It’s the time of year to re-acquaint ourselves with emergency neurology. I’ve posted before on the important skill of being able to differentiate central from peripheral causes of acute vertigo, and we reviewed this in some detail at last week’s stroke conference.
By coincidence, this week’s issue of the green journal has updated information from the folks who brought us the 3 HINTS to identifying patients whose acute vertigo is likely to be stroke. A few things caught my eye:
- Between their original publication and now, they introduced a “HINTS plus” exam, the “plus” adding a hearing test by finger rub.

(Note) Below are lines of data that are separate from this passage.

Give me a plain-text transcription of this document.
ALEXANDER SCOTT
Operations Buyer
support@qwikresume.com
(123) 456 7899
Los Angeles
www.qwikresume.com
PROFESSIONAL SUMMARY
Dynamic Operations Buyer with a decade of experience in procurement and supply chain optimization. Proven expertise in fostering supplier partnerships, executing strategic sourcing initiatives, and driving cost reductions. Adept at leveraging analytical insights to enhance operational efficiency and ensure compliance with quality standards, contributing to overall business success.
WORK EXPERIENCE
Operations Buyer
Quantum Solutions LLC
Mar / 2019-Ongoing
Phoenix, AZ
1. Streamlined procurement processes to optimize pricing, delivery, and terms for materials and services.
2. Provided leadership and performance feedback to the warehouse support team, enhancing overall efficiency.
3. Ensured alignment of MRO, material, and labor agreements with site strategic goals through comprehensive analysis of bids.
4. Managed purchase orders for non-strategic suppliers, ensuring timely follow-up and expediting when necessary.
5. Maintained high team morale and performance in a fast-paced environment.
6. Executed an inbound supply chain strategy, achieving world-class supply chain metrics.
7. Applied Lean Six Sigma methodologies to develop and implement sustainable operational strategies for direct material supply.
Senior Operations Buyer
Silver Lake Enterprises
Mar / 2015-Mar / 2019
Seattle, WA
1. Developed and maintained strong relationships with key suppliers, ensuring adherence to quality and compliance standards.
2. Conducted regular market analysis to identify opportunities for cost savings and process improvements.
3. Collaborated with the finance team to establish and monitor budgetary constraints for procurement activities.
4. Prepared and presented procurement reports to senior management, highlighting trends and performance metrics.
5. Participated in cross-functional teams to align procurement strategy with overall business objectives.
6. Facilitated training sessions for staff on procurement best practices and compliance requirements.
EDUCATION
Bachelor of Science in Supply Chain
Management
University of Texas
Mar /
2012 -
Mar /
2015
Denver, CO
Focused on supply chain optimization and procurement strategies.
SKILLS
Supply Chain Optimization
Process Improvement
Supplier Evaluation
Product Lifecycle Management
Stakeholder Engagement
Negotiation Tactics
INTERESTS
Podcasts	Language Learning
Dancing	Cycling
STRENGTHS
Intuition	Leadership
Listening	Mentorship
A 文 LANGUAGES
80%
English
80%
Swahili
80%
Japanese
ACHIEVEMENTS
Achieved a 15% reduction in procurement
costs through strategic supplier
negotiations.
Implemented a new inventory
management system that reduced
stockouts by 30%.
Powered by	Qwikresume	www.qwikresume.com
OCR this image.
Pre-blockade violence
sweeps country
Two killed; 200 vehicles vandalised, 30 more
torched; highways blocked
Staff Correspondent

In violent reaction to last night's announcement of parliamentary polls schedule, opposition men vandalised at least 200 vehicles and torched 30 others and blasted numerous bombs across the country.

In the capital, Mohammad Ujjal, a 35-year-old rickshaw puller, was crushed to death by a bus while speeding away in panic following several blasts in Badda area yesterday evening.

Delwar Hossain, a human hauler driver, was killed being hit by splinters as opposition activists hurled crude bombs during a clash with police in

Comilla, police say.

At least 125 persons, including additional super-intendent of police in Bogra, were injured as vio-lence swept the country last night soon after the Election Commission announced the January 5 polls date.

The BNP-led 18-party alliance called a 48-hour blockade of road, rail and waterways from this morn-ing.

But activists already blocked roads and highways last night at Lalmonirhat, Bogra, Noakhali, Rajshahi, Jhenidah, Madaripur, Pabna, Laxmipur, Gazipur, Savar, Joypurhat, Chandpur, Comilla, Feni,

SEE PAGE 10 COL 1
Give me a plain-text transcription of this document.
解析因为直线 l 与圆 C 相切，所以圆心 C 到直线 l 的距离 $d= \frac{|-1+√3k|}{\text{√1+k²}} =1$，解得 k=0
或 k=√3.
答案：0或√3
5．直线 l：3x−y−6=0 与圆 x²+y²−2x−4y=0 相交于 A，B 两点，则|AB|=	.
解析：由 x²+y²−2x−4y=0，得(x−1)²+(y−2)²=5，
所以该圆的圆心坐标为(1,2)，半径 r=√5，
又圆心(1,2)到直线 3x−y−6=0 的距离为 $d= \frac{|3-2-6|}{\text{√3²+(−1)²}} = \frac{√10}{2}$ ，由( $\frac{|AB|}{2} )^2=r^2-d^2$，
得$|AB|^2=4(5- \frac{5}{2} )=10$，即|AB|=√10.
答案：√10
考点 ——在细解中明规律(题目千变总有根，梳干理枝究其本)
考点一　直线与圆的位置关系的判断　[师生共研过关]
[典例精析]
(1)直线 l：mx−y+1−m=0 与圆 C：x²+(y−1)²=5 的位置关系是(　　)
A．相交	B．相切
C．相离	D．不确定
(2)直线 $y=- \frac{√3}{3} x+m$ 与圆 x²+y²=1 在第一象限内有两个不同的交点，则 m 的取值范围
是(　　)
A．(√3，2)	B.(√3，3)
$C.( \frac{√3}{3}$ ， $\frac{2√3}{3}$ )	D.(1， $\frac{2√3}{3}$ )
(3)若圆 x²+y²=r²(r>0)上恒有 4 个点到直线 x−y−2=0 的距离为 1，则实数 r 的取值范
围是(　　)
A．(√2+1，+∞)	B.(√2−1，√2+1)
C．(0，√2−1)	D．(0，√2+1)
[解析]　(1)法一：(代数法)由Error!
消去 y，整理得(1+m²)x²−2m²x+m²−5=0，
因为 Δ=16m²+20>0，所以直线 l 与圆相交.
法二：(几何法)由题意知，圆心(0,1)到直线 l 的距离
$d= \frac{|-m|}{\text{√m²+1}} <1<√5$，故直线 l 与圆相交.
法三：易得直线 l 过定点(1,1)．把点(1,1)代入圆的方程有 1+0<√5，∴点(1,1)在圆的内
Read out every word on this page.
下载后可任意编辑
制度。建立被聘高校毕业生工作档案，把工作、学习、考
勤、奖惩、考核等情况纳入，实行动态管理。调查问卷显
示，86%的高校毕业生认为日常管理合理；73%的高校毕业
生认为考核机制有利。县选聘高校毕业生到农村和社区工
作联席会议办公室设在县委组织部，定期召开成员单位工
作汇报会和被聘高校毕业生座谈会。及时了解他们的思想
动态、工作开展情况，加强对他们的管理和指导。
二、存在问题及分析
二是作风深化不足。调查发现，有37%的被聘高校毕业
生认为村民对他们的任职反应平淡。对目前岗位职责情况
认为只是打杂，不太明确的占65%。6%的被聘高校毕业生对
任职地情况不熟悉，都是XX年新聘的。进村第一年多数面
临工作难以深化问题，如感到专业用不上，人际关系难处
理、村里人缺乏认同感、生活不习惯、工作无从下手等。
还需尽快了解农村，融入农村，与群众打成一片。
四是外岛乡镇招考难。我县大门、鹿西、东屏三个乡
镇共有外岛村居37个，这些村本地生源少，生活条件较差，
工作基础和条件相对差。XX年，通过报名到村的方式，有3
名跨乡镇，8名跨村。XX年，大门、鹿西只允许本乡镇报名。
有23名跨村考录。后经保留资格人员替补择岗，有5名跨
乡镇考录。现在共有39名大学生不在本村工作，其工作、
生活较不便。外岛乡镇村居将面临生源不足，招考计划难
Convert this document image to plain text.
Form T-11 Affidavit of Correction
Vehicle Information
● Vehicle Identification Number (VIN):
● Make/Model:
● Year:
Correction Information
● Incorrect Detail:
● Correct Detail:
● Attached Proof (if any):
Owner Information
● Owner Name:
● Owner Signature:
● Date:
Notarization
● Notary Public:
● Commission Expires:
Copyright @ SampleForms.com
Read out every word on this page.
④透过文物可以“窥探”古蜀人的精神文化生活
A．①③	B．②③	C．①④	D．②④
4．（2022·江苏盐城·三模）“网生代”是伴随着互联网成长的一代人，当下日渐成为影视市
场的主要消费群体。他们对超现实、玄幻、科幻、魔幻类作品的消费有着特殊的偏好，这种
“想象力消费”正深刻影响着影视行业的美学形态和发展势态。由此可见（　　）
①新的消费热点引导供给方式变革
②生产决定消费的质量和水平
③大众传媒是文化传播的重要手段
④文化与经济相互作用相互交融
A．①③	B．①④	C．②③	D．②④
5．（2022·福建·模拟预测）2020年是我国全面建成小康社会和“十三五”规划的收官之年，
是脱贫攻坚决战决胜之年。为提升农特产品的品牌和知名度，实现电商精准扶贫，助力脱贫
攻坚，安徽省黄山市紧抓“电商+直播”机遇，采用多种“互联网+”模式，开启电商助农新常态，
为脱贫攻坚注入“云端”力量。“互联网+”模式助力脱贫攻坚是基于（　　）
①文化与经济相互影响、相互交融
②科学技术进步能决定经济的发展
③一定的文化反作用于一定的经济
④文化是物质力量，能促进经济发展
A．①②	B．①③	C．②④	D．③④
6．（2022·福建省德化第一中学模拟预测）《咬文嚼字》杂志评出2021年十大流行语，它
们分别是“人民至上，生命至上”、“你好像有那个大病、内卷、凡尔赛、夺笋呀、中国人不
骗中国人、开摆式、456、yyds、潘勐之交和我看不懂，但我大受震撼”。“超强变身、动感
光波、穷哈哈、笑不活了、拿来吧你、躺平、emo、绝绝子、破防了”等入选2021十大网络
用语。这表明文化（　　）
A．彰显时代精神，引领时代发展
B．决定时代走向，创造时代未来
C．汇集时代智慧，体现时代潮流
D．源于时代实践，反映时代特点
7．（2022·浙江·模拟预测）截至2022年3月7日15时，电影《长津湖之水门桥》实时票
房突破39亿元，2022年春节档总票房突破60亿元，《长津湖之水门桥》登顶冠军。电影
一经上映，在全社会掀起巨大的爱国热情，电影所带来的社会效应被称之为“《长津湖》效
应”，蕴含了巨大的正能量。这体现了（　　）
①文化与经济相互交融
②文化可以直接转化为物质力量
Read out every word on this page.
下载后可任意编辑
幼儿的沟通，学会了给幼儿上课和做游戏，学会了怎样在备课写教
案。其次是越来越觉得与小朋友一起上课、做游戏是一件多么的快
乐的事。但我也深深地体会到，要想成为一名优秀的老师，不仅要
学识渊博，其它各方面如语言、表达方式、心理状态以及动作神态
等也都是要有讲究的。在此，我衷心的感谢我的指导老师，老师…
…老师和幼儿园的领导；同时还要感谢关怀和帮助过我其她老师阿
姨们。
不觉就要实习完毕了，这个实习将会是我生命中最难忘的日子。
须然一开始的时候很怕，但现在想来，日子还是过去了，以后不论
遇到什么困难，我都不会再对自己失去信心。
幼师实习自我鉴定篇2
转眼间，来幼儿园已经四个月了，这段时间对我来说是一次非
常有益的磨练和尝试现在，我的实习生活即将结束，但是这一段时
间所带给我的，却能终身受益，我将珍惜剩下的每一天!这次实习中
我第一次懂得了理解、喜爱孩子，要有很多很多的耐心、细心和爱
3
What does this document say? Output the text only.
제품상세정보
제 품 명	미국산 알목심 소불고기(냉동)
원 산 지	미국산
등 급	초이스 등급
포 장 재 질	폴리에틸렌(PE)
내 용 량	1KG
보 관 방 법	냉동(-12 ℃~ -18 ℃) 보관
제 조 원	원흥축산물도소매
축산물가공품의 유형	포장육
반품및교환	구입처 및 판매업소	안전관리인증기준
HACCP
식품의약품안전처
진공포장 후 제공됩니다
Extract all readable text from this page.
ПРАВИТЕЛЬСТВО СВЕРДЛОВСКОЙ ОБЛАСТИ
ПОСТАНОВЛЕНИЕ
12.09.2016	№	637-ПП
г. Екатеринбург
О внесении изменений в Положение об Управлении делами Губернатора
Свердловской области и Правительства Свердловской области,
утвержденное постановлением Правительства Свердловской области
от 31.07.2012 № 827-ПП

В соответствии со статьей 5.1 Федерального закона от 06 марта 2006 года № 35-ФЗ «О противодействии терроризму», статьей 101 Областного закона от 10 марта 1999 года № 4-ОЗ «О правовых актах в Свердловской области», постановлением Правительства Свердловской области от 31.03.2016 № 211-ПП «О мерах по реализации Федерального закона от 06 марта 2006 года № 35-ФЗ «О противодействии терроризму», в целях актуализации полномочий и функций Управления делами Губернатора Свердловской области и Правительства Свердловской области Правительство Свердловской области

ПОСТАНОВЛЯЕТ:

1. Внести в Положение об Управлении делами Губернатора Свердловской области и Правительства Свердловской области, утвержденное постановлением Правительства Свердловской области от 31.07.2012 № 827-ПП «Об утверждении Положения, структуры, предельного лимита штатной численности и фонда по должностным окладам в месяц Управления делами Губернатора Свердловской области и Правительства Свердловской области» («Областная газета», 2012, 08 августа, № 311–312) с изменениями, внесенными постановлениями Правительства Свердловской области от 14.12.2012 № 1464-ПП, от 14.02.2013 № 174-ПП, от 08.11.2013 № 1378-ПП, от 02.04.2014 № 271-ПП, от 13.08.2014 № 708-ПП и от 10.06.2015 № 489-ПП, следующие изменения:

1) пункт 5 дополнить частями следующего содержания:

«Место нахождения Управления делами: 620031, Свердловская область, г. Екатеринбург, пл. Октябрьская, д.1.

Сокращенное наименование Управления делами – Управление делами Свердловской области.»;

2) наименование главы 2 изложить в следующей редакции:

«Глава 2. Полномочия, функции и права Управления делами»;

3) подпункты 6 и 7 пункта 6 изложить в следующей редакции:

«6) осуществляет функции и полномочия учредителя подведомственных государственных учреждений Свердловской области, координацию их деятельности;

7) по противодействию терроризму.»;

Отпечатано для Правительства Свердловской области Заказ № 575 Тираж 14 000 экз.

Contrary to previous understanding, they found that abnormal hearing is more suggestive of a vascular mechanism (i.e., anterior inferior cerebellar or labrythine artery occlusion) then of peripheral vestibulopathy.
- Among 190 subjects with high risk acute vestibular presentations, 105 had a stroke confirmed on delayed MRI. The a priori probability of a stroke diagnosis in this population is over 50%! Note that these were “high risk” subjects defined as having not only vertigo, but also nystagmus, nausea or vomiting, head motion sensitivity, and unsteady gait, plus at least one vascular risk factor. So, they didn’t include every “dizzy” person, but neither did they confine their study to those evidencing clearly lateralizing brainstem or long tract signs.
- 60% of the infarcts were in the lateral medulla, but 2/3rds of those subjects had isolated vestibular symptoms and none had the full Wallenberg syndrome.
- HINTS plus identified 100% of small (< 10 mm on delayed MRI) infarcts, whereas the initial MRI only identified 47% of them, and only 36% of those in subjects presenting with isolated vestibular symptoms.
This is a very nice reminder of the importance of clinical evaluation and the limits of diagnostic imaging. In this particular population, it calls into question the practice of “let’s get an MRI in the ED and send them home if negative”. If the clinical evaluation suggests stroke, then appropriate measures for secondary stroke prevention must be undertaken even if the MRI is negative.